Negara Maritim Tapi Industri Kapal RI Malah Merana

8 hours ago 2

Jakarta, CNBC Indonesia - Industri galangan kapal terus menjadi permasalahan di Indonesia karena belum mendapatkan dukungan yang maksimal dan masih banyak kendala yang menyulitkan lainnya.

Indonesia sebagai negara kepulauan pada dasarnya memiliki potensi besar karena negara ini adalah kepulauan dengan kebutuhan tinggi terhadap transportasi laut. Namun, industri ini masih menghadapi berbagai tantangan yang menghambat pertumbuhannya.

Berbagai hambatan seperti tingginya biaya produksi, keterbatasan teknologi, rendahnya daya saing, regulasi yang kurang mendukung, serta sulitnya akses pembiayaan masih menjadi kendala utama. Untuk meningkatkan daya saing, diperlukan kebijakan pemerintah yang lebih mendukung, peningkatan SDM, serta investasi dalam teknologi dan infrastruktur.

1. Harga Tergolong Mahal & Produksi yang Lama

Wakil Ketua Umum II Indonesian National Shipowners' Association (INSA) Darmadi GO dalam Indonesia Maritime Talks 2025, Selasa (25/2/2025) mengatakan bahwa industri galangan kapal lokal kurang berdaya saing. Bukan cuma soal harga tetapi waktu produksi juga cukup lama. Hal ini yang harus dibenahi oleh pemerintah galangan kapal Indonesia harus sesuai dengan standar baku internasional.

Biaya produksi yang tinggi diakibatkan karena harga bahan baku yang mahal akibat mayoritas bahan baku merupakan barang impor sehingga biaya produksi meningkat.

Impor komponen kapal dikenakan pajak yang cukup besar, membuat galangan dalam negeri kalah bersaing dengan galangan luar negeri.

Sebagai contoh, baja yang merupakan salah satu komponen penting kapal, merupakan barang yang mahal dan sulit diperoleh.

Baja merupakan bahan utama dalam pembuatan kapal. Namun, kapasitas produksi baja dalam negeri masih terbatas, sehingga banyak galangan harus mengimpor baja dari China, Jepang, atau Korea Selatan.

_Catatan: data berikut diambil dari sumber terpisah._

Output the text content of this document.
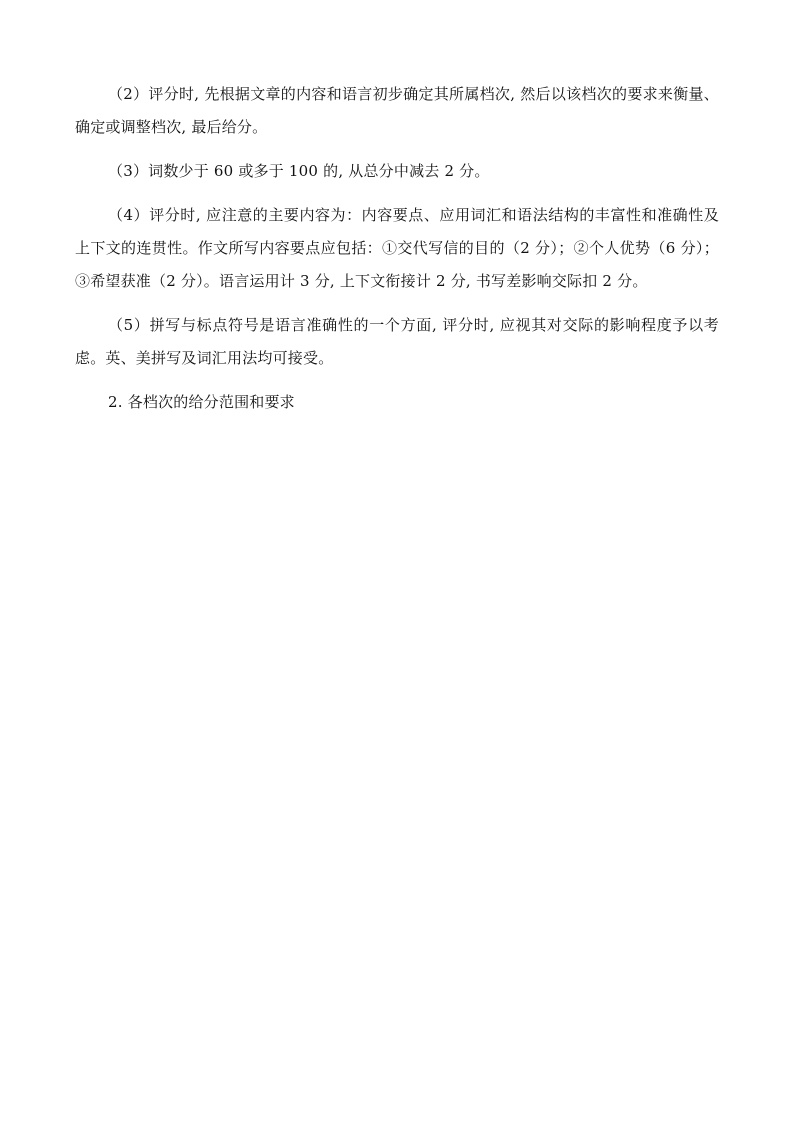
（2）评分时, 先根据文章的内容和语言初步确定其所属档次, 然后以该档次的要求来衡量、确定或调整档次, 最后给分。

（3）词数少于 60 或多于 100 的, 从总分中减去 2 分。

（4）评分时, 应注意的主要内容为：内容要点、应用词汇和语法结构的丰富性和准确性及上下文的连贯性。作文所写内容要点应包括：①交代写信的目的（2 分）；②个人优势（6 分）；③希望获准（2 分）。语言运用计 3 分, 上下文衔接计 2 分, 书写差影响交际扣 2 分。

（5）拼写与标点符号是语言准确性的一个方面, 评分时, 应视其对交际的影响程度予以考虑。英、美拼写及词汇用法均可接受。

2. 各档次的给分范围和要求
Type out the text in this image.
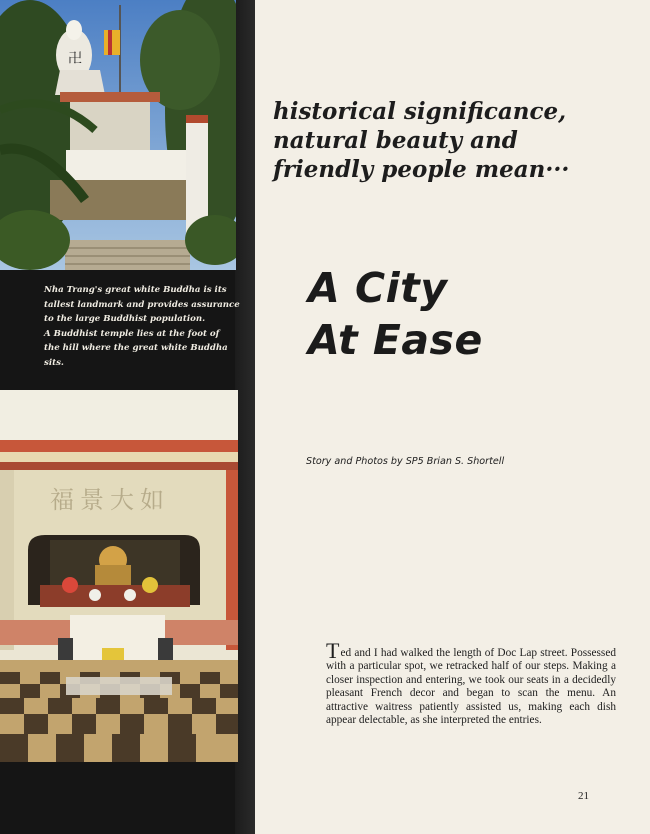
卍

Nha Trang's great white Buddha is its

tallest landmark and provides assurance

to the large Buddhist population.

A Buddhist temple lies at the foot of

the hill where the great white Buddha sits.

福景大如
historical significance,
natural beauty and
friendly people mean···
A City
At Ease
Story and Photos by SP5 Brian S. Shortell
Ted and I had walked the length of Doc Lap street. Possessed with a particular spot, we retracked half of our steps. Making a closer inspection and entering, we took our seats in a decidedly pleasant French decor and began to scan the menu. An attractive waitress patiently assisted us, making each dish appear delectable, as she interpreted the entries.
21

Go Darmadi dalam acara Indonesia Maritime Talk 2025 di Ritz Carlton, Jakarta, Selasa (25/2/2025). (CNBC Indonesia/Tri Susilo)Foto: Go Darmadi dalam acara Indonesia Maritime Talk 2025 di Ritz Carlton, Jakarta, Selasa (25/2/2025). (CNBC Indonesia/Tri Susilo)
Go Darmadi dalam acara Indonesia Maritime Talk 2025 di Ritz Carlton, Jakarta, Selasa (25/2/2025). (CNBC Indonesia/Tri Susilo)

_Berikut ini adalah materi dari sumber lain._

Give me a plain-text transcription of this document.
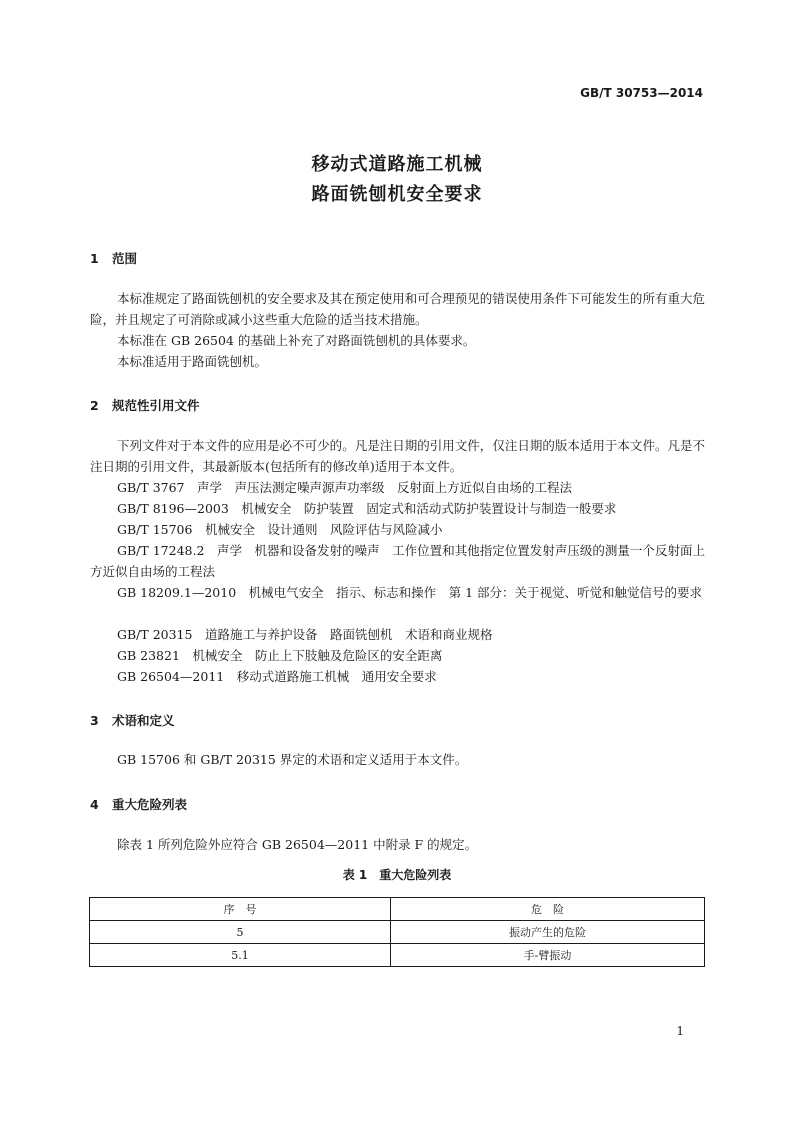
GB/T 30753—2014
移动式道路施工机械
路面铣刨机安全要求
1 范围
本标准规定了路面铣刨机的安全要求及其在预定使用和可合理预见的错误使用条件下可能发生的所有重大危险，并且规定了可消除或减小这些重大危险的适当技术措施。
本标准在 GB 26504 的基础上补充了对路面铣刨机的具体要求。
本标准适用于路面铣刨机。
2 规范性引用文件
下列文件对于本文件的应用是必不可少的。凡是注日期的引用文件，仅注日期的版本适用于本文件。凡是不注日期的引用文件，其最新版本(包括所有的修改单)适用于本文件。
GB/T 3767　声学　声压法测定噪声源声功率级　反射面上方近似自由场的工程法
GB/T 8196—2003　机械安全　防护装置　固定式和活动式防护装置设计与制造一般要求
GB/T 15706　机械安全　设计通则　风险评估与风险减小
GB/T 17248.2　声学　机器和设备发射的噪声　工作位置和其他指定位置发射声压级的测量一个反射面上方近似自由场的工程法
GB 18209.1—2010　机械电气安全　指示、标志和操作　第 1 部分：关于视觉、听觉和触觉信号的要求
GB/T 20315　道路施工与养护设备　路面铣刨机　术语和商业规格
GB 23821　机械安全　防止上下肢触及危险区的安全距离
GB 26504—2011　移动式道路施工机械　通用安全要求
3 术语和定义
GB 15706 和 GB/T 20315 界定的术语和定义适用于本文件。
4 重大危险列表
除表 1 所列危险外应符合 GB 26504—2011 中附录 F 的规定。
表 1　重大危险列表
序　号	危　险
5	振动产生的危险
5.1	手-臂振动
1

Harga baja impor sangat fluktuatif tergantung pada kondisi pasar global, sehingga biaya produksi sulit diprediksi.

Peneliti INDEF, Ahmad Heri Firdaus mengharapkan dengan adanya hilirisasi logam dasar, maka fokus tidak hanya terhadap smelter melainkan juga galangan kapal yang memegang peran penting pada kelangsungan industri maritim.

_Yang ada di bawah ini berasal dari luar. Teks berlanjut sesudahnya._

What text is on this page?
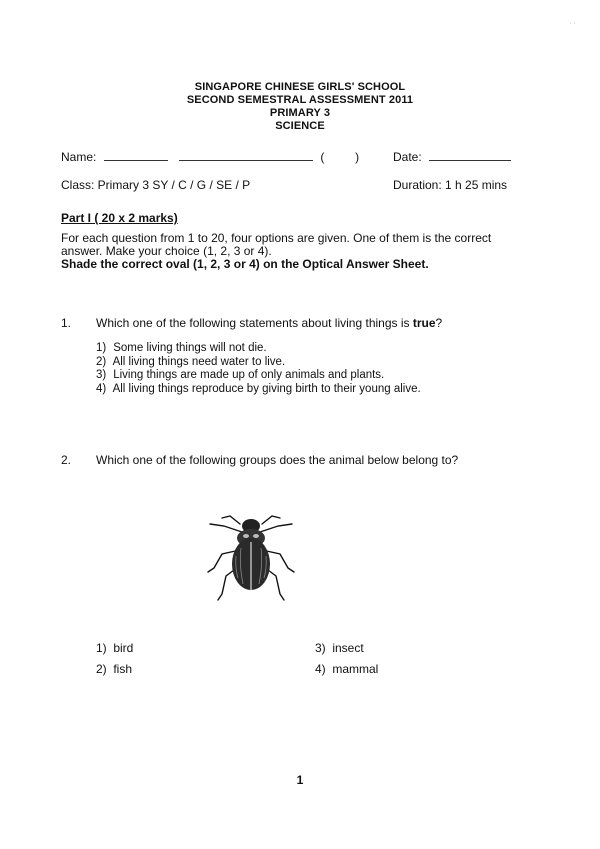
· ·
SINGAPORE CHINESE GIRLS' SCHOOL
SECOND SEMESTRAL ASSESSMENT 2011
PRIMARY 3
SCIENCE
Name:	(	)	Date:
Class: Primary 3 SY / C / G / SE / P	Duration: 1 h 25 mins
Part I ( 20 x 2 marks)
For each question from 1 to 20, four options are given. One of them is the correct answer. Make your choice (1, 2, 3 or 4).
Shade the correct oval (1, 2, 3 or 4) on the Optical Answer Sheet.
1. Which one of the following statements about living things is true?
1) Some living things will not die.
2) All living things need water to live.
3) Living things are made up of only animals and plants.
4) All living things reproduce by giving birth to their young alive.
2. Which one of the following groups does the animal below belong to?
1) bird
2) fish
3) insect
4) mammal
1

Ahmad mengatakan saat ini industri galangan kapal membutuhkan logam dasar yang selama ini justru diekspor. Sementara untuk kebutuhan galangan kapal, industri masih harus impor bahan baku. Padahal menurutnya, Indonesia mampu memproduksi logam di Sulawesi.

Untuk melancarkan hilirisasi, industri manufaktur membutuhkan tambahan investasi yang besar hingga bisa tumbuh di atas 9% setiap tahunnya. Dengan begitu industri manufaktur bisa berkontribusi signifikan pada target pertumbuhan ekonomi 8%.

"Industri pengolahan non migas harus tumbuh lebih tinggi. Ini bisa disokong oleh logam dasar," kata Ahmad.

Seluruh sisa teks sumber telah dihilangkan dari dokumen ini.